Auch ein sich den USA annäherndes China wird keinen neuen Krieg gegen Nordkorea mitmachen. Eher ist beim kommenden G20-Gipfel am 2.April in Lodon mit einer engen Zusammenarbeit der Grossmächte USA und China zu rechnen, welche sich auf eine kommende Weltwährung der IWF-"Sonderzíehungsrechte" und die entsprechende Implementierung eines Weltstaates einigen werden.

Die jetzigen Flottenaufmärsche vor Iran und Nordkorea haben logisch betrachtet nur den einzigen Zweck die dortigen Regime unter diese neue Welthegemonie zu zwingen und (wertfrei formuliert) eine eigenständige, ganz normale Macht- und Finanzpolitik zu unterlassen.
Dazu zählt auch und vor allem der Verzicht auf Weltraumfahrt sowie die Entwicklung eigener Satellitensysteme, deren Bedeutung allgemein katastrophal unterschätzt wird.

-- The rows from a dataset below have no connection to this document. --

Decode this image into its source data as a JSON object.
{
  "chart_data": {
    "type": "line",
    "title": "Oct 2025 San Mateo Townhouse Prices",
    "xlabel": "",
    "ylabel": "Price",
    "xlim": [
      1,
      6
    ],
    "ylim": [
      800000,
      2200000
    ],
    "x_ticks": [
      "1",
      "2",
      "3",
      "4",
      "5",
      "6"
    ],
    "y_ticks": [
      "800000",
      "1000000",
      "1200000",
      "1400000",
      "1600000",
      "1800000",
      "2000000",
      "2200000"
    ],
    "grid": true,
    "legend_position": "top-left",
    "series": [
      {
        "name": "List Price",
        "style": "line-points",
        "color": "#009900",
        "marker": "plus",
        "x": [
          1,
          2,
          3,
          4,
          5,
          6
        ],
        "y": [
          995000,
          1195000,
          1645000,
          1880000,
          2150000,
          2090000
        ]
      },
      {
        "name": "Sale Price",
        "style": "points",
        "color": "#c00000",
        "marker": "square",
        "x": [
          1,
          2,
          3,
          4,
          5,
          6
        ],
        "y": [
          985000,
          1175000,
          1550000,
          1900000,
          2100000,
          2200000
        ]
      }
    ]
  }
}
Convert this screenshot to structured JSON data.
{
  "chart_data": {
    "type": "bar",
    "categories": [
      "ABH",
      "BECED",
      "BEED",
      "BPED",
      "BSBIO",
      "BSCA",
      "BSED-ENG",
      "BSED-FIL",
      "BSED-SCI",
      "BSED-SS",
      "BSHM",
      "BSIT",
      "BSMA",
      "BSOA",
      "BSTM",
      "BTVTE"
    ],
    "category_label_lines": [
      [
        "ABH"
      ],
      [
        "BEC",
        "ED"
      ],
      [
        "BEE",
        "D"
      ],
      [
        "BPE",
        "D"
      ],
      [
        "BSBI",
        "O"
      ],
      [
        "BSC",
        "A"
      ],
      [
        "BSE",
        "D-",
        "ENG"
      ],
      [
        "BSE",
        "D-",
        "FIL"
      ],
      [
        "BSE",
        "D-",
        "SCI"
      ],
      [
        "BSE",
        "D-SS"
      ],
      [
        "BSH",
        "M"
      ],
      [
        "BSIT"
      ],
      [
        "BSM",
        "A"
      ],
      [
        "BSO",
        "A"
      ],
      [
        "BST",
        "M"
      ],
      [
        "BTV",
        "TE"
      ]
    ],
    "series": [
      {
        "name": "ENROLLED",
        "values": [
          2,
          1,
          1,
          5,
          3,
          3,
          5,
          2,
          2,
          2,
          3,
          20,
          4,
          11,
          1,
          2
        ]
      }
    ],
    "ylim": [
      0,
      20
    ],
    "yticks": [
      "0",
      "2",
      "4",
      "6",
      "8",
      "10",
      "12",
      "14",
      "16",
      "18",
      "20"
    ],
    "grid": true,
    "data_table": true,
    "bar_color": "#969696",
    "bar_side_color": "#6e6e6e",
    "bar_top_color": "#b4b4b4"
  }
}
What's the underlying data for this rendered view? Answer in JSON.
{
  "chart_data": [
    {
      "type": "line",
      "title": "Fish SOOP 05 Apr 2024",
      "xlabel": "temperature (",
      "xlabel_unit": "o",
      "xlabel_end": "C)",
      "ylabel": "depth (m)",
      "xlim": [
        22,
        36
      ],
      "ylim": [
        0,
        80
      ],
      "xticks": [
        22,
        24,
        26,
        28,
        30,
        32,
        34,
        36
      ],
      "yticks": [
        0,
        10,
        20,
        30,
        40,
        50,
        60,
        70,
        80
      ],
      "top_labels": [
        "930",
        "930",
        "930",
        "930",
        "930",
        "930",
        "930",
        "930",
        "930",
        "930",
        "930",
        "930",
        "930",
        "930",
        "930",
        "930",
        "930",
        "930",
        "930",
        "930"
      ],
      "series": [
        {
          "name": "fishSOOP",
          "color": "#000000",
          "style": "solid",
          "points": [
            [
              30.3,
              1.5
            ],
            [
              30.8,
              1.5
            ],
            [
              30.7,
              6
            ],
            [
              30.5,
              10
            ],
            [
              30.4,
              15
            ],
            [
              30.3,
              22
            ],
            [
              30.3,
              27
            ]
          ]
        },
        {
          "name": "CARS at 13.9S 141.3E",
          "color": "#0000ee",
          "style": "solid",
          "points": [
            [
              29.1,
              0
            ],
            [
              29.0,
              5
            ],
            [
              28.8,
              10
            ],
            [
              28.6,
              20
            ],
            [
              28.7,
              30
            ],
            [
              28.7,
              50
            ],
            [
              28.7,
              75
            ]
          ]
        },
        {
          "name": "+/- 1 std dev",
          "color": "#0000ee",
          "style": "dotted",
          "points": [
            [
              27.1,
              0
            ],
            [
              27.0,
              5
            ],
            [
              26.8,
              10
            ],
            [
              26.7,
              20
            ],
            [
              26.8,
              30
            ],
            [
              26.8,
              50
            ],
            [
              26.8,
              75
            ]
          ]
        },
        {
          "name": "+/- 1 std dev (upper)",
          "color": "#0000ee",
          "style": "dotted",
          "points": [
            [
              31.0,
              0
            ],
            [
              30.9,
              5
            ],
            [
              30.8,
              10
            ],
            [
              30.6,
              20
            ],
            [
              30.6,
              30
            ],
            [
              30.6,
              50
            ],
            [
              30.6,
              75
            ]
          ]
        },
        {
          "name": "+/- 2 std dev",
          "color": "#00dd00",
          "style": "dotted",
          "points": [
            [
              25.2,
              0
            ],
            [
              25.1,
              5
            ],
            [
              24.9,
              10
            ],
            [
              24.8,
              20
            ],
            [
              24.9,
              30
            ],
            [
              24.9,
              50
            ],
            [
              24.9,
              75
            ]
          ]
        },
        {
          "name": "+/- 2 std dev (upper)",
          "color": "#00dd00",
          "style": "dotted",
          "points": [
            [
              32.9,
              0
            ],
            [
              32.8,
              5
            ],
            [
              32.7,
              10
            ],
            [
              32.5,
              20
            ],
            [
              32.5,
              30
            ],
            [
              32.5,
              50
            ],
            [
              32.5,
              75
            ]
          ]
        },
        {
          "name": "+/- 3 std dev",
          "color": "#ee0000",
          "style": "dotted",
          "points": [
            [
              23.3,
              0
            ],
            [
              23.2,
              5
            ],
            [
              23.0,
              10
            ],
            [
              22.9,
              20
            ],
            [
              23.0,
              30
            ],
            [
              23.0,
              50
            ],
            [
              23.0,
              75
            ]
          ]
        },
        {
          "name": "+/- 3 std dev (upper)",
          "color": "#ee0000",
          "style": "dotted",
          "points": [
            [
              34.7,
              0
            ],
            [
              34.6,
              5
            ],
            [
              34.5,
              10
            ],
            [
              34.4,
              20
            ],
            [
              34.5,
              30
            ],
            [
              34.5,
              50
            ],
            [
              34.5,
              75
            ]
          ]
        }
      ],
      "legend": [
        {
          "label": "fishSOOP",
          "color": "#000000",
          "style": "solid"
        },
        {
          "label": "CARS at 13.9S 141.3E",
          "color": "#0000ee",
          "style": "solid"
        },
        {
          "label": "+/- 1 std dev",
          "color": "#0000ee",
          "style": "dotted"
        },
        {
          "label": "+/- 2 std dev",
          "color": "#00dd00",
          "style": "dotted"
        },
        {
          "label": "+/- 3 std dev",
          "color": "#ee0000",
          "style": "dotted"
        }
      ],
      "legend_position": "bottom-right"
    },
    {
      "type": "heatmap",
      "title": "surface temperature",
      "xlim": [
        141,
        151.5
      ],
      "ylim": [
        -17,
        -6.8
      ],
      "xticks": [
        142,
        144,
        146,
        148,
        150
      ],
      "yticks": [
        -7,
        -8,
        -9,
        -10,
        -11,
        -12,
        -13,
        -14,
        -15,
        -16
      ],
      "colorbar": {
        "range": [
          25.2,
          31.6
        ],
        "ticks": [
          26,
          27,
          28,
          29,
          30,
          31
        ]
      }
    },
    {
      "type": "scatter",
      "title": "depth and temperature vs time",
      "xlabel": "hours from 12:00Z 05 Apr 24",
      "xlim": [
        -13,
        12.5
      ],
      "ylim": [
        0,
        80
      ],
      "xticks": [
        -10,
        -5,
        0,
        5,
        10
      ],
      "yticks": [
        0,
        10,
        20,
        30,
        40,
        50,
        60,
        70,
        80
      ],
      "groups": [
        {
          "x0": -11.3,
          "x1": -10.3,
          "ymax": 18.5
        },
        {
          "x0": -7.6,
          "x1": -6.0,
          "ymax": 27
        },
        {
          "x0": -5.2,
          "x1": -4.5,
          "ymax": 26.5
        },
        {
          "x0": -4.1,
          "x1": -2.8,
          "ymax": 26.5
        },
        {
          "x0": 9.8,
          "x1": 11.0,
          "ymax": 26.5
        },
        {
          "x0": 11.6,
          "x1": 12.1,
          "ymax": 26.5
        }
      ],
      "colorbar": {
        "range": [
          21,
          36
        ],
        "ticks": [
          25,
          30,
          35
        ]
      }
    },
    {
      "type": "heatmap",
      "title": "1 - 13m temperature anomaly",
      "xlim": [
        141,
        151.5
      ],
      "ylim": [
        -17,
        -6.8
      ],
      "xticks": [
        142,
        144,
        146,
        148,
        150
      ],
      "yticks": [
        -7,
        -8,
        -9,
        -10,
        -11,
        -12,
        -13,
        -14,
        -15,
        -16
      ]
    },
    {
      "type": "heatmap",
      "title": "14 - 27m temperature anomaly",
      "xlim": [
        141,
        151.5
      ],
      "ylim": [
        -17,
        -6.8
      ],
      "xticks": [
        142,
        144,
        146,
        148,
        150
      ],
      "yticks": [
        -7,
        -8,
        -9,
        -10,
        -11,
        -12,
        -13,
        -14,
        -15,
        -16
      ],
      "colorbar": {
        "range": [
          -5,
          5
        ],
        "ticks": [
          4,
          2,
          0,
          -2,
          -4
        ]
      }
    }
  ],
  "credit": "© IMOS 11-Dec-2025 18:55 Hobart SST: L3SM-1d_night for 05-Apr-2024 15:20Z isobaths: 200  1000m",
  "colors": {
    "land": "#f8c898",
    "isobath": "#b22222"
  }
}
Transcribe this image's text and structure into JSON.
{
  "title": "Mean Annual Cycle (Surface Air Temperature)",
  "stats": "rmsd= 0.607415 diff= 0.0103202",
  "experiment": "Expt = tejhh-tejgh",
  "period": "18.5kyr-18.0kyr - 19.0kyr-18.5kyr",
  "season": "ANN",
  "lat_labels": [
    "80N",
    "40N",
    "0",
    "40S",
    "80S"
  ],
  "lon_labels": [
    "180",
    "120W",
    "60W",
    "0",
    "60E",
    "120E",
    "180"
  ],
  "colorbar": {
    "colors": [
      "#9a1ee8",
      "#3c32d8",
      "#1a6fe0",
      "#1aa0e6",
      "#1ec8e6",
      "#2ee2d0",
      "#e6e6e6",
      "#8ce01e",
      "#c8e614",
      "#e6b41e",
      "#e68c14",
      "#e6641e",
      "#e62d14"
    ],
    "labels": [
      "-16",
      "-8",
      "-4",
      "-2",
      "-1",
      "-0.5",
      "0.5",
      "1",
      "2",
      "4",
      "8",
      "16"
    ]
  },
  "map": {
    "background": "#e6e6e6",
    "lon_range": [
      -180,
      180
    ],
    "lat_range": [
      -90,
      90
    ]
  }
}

Der Einsatz von Atomwaffen oder entsprechend anderer Massenvernichtungswaffen im Mittleren Osten, wie er immer wieder von religiösen Fanatikern und politisch untauglichen Militärs gefordert wird, kann nur auf eine völlige Zerstörung der Weltpolitik sowie der Weltwirtschaft hinaus laufen. Die Welt hat aber gerade ganz andere Probleme als irgendwelche erfundenen Feindbilder und Wahnvorstellungen.

Es gibt keinen zivil-militärischen Ansatz. Es gibt keine Doppelstrategie. Es gibt nur Krieg oder Frieden.

Und nicht nur die USA müssen sich jetzt entscheiden welches von beiden sie gewinnen und was sie dafür verlieren wollen.